Пускать в ход оружие он не собирался. Собственно, никакого оружия у Клайда и не было. В кармане его болтался универсальный офицерский нож – немного прекрасной стали и чуть-чуть неплохой электроники, но оружием его не назовешь. Еще были носовой платок, удостоверение личности, оно же – электронная кредитная карточка. Планшетка с бумагами – Клайд быстро пересмотрел их, нужные засунул подальше во внутренний карман, ненужные отправил в утилизатор. И наконец, стандартный блок связи. Им пришлось пожертвовать.

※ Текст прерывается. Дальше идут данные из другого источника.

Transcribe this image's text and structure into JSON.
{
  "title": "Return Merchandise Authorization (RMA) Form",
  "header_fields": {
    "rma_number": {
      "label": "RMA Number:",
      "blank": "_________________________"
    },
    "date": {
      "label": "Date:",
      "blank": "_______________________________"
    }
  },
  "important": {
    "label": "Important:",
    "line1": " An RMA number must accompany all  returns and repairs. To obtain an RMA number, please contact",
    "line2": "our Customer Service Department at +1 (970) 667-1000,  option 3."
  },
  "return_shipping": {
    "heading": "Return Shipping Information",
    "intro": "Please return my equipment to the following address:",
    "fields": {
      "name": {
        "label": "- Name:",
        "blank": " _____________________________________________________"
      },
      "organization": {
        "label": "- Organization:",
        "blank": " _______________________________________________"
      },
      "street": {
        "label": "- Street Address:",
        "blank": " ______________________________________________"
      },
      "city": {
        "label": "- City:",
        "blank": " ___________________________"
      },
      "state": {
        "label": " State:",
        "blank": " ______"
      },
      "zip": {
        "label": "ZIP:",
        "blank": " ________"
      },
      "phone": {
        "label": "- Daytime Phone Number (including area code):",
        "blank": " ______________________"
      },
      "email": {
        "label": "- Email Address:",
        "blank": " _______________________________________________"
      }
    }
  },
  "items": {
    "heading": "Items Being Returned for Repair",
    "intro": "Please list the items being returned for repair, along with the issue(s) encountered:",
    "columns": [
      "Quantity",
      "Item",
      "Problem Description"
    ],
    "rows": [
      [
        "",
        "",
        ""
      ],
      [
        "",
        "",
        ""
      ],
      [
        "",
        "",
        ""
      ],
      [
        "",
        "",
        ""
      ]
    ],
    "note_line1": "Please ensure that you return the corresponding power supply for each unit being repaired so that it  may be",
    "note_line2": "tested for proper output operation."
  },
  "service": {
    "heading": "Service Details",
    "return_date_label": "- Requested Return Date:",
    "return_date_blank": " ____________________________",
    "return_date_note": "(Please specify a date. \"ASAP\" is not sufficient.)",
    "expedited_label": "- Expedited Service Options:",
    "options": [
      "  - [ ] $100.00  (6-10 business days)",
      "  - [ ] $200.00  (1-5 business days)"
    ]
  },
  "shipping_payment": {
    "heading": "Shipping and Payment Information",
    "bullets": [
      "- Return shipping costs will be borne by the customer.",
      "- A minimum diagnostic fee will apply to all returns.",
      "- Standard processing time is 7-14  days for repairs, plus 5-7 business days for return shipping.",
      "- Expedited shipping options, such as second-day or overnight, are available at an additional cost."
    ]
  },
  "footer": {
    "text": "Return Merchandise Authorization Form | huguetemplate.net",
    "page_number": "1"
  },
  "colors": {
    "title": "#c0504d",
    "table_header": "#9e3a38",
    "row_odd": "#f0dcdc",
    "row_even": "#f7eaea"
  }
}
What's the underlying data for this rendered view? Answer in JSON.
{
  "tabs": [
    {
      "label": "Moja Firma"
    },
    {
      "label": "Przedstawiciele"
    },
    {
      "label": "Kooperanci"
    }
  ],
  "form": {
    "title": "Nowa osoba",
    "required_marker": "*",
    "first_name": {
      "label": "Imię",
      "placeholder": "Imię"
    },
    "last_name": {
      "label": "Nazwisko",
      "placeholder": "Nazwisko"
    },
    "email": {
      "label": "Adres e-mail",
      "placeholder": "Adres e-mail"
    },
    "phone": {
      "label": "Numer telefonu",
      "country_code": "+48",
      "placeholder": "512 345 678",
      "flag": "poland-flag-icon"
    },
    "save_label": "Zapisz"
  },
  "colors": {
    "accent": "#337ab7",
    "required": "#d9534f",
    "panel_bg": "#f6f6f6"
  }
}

Прихватив аппаратик и непринужденно посвистывая, Клайд направился в блок их двухместного отсека, означенный кратким символом «ОО».
Закончивший прием пищи его сосед по неумолимо набирающей скорость в межпланетном вакууме стальной скорлупке не обращал на Клайда ни малейшего внимания, погрузившись в изучение «Избранных комментариев к четырем Евангелиям». Спустя некоторое время излишне долгое пребывание соседа в месте интимного уединения все же обеспокоило его. Поднявшись с амортизирующей лежанки, он приблизился к гермодвери и деликатно постучал в нее. Собственно, он не собирался быть бестактным – им двигали вполне естественные намерения. Когда дверь блока отворилась, намерения его изменились как нельзя более радикально.
* * *
Шишел опустил ствол. Тип, бестолково таращащий глаза в пространство со стула сиделки, не проявлял никакой агрессии. Старик Бонифаций – тоже. Оба были явно в ауте.
Шаленый шагнул в палату. Наклонился к лицу того типа, что сидел на стуле. Тот слабо икнул.
– Надо же... – пробормотал Шишел. – Фай... Адриатика...
За тумбой блока мониторинга клиента Уолт, скрючившийся в три погибели, мучительно сморщил лоб, вспоминая, где и в связи с чем ему приходилось слышать эту кличку.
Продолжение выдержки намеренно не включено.